I try to convert a RDD[(Int,String]) to a simple String.

The goal is to concatenate all String values to a CSV string and the difficulty is to keep the order defined by the Int values.


Input RDD[(Int,String]) is like the following example: 

  • (166,"A")
  • (2,"B")
  • (200,"C")
  • (100,"D")

Expected output String should be like "B","D","A","C" 
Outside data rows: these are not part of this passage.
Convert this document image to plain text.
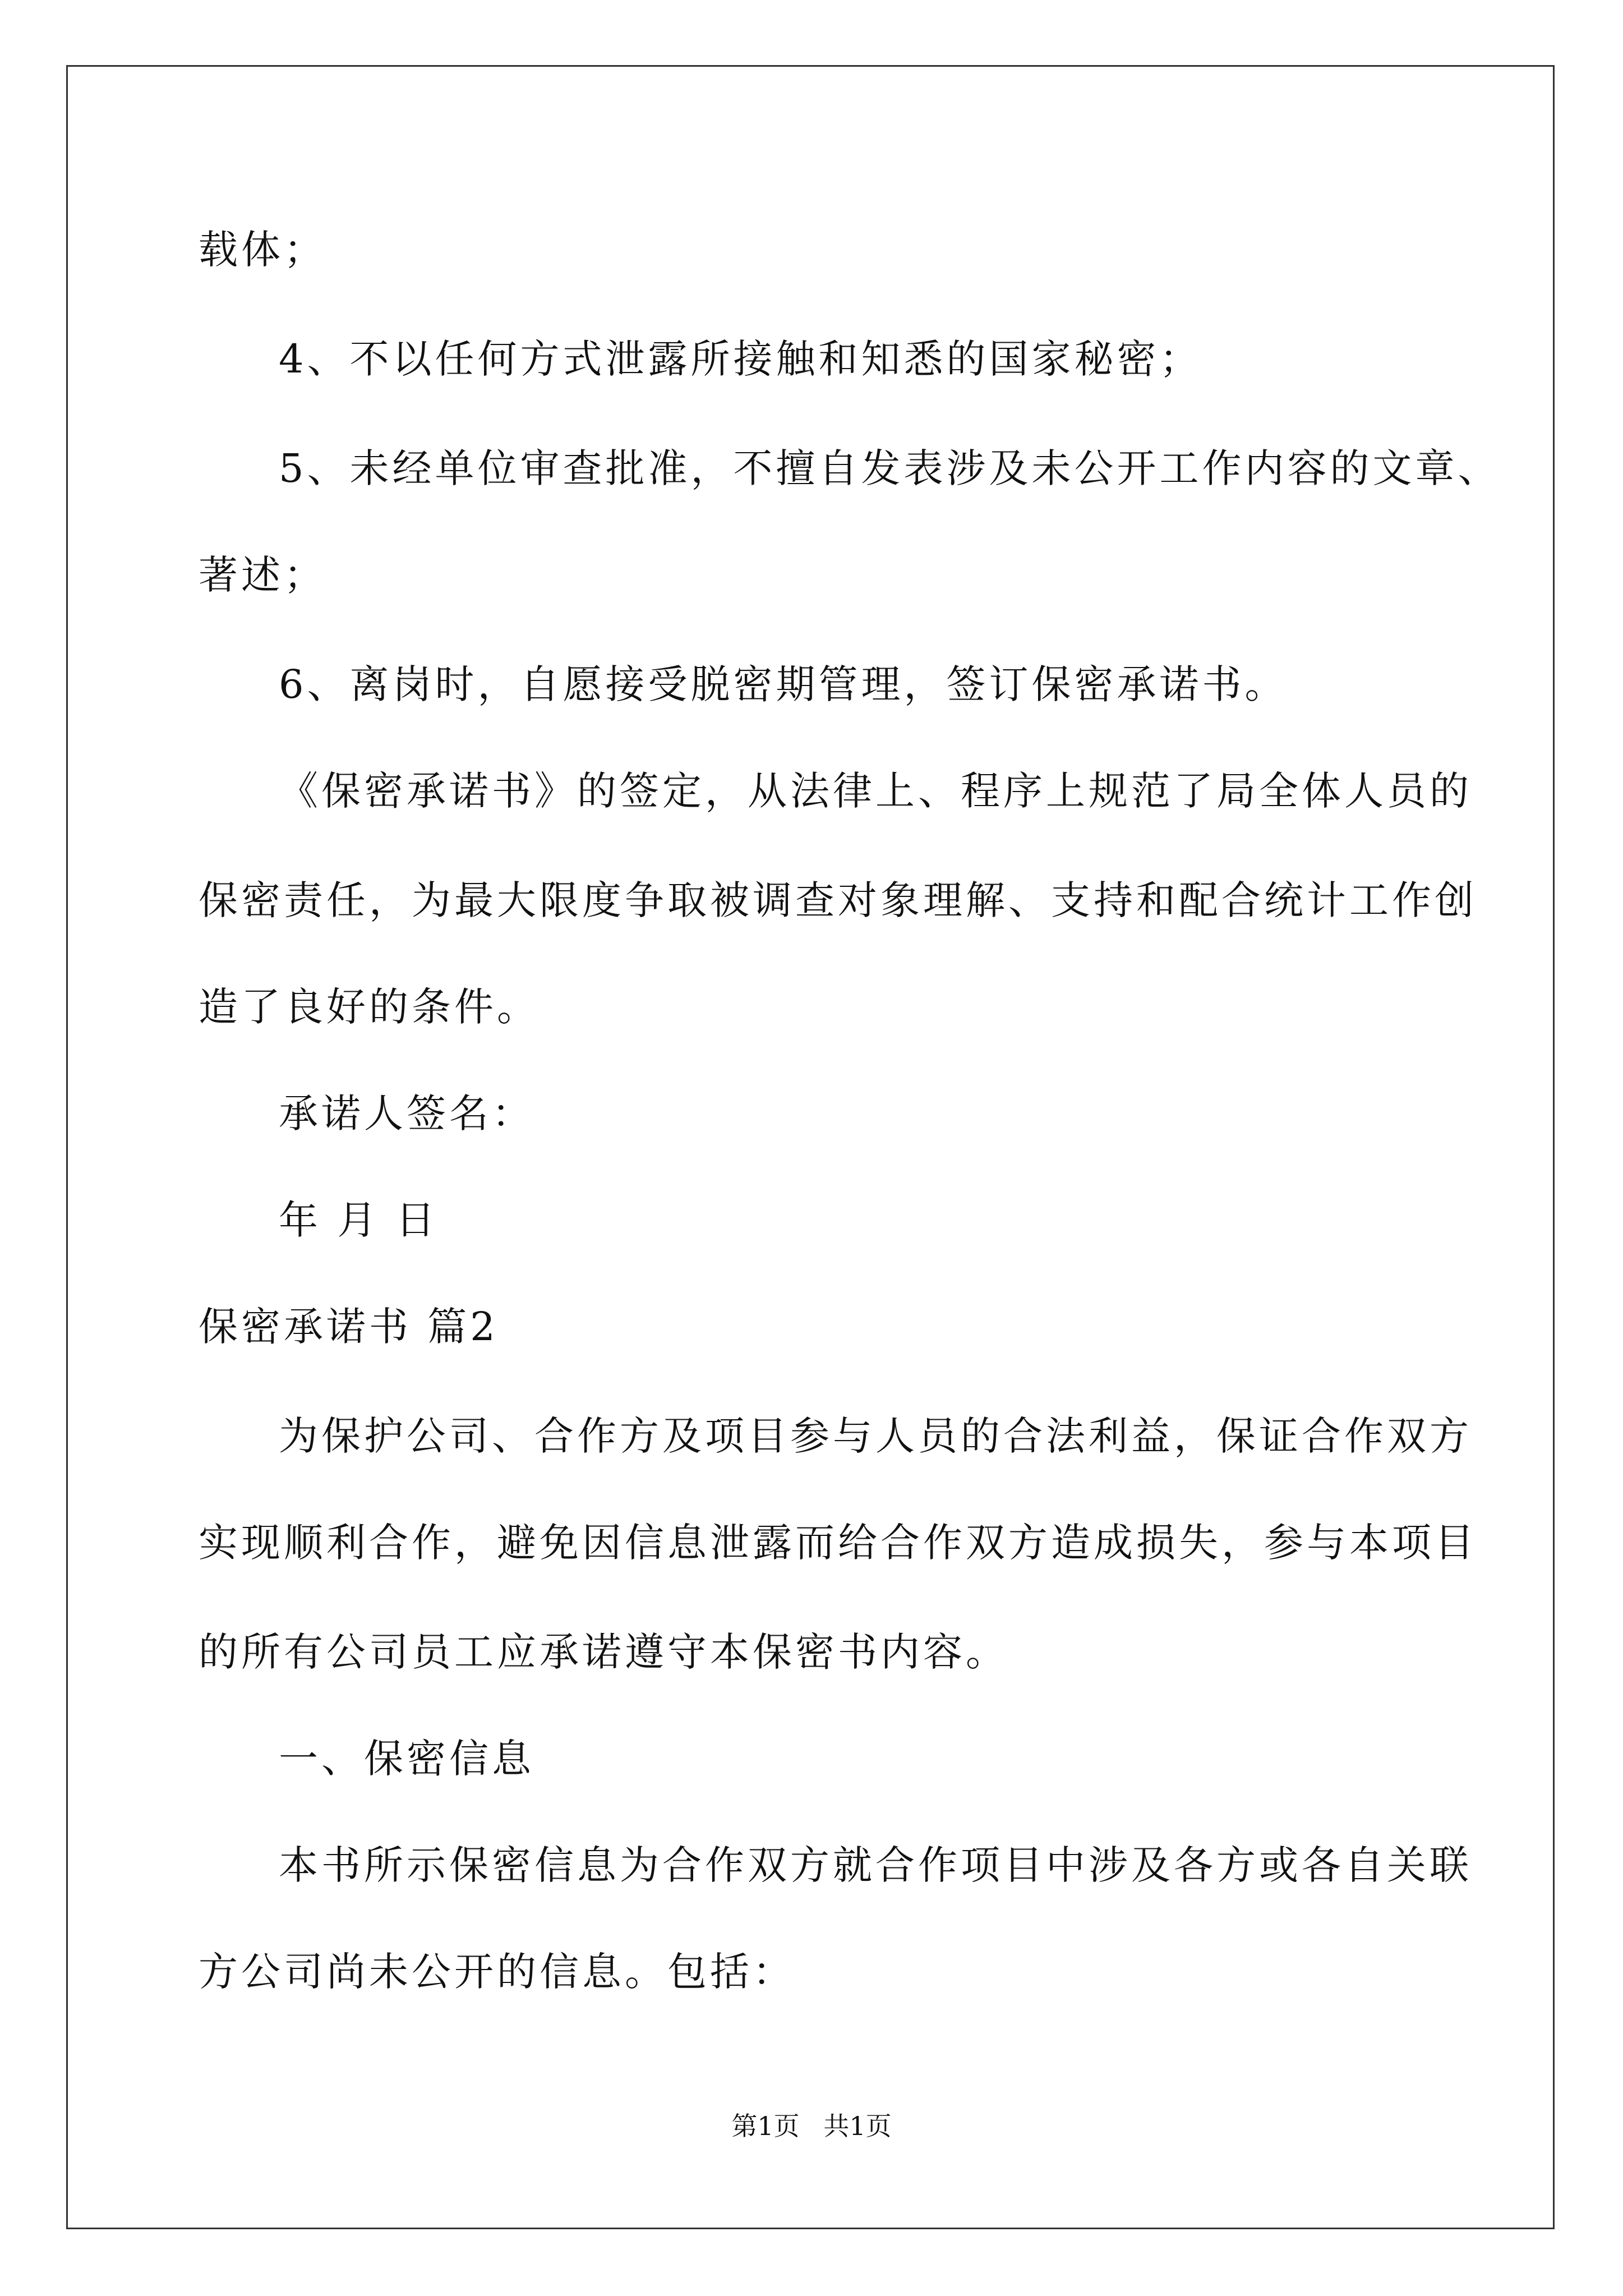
载体；
4、不以任何方式泄露所接触和知悉的国家秘密；
5、未经单位审查批准，不擅自发表涉及未公开工作内容的文章、
著述；
6、离岗时，自愿接受脱密期管理，签订保密承诺书。
《保密承诺书》的签定，从法律上、程序上规范了局全体人员的
保密责任，为最大限度争取被调查对象理解、支持和配合统计工作创
造了良好的条件。
承诺人签名：
年 月 日
保密承诺书 篇2
为保护公司、合作方及项目参与人员的合法利益，保证合作双方
实现顺利合作，避免因信息泄露而给合作双方造成损失，参与本项目
的所有公司员工应承诺遵守本保密书内容。
一、保密信息
本书所示保密信息为合作双方就合作项目中涉及各方或各自关联
方公司尚未公开的信息。包括：
第1页 共1页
Here is the code example with all details:



    val data = sc.parallelize(Seq((166,"A"),(2,"B"),(200,"C"),(100,"D")))
    // RDD[(Int, Any)]

    val keyedSortedData = data.keyBy(x => x._1).sortByKey()
    // RDD[(Int, (Int, Any))]

    val sortedData ={case (a,(b,c)) => c})
    // RDD[Any]

    val reducedData = sortedData.reduce((valueA, valueB) => valueA + "," + valueB).toString
    // String in CSV format

    // Execution 1 - Result is: B,D,C,B
    // Execution 2 - Result is: A,C,D,B
    // Execution 3 - Result is: C,B,A,D
    // ...



I cannot achieve to get a fixed order... According documentation, map() and reduce() operations should not alter order defined with the keyBy() method. But it seems to alter it...


Thanks for your help or your remarks.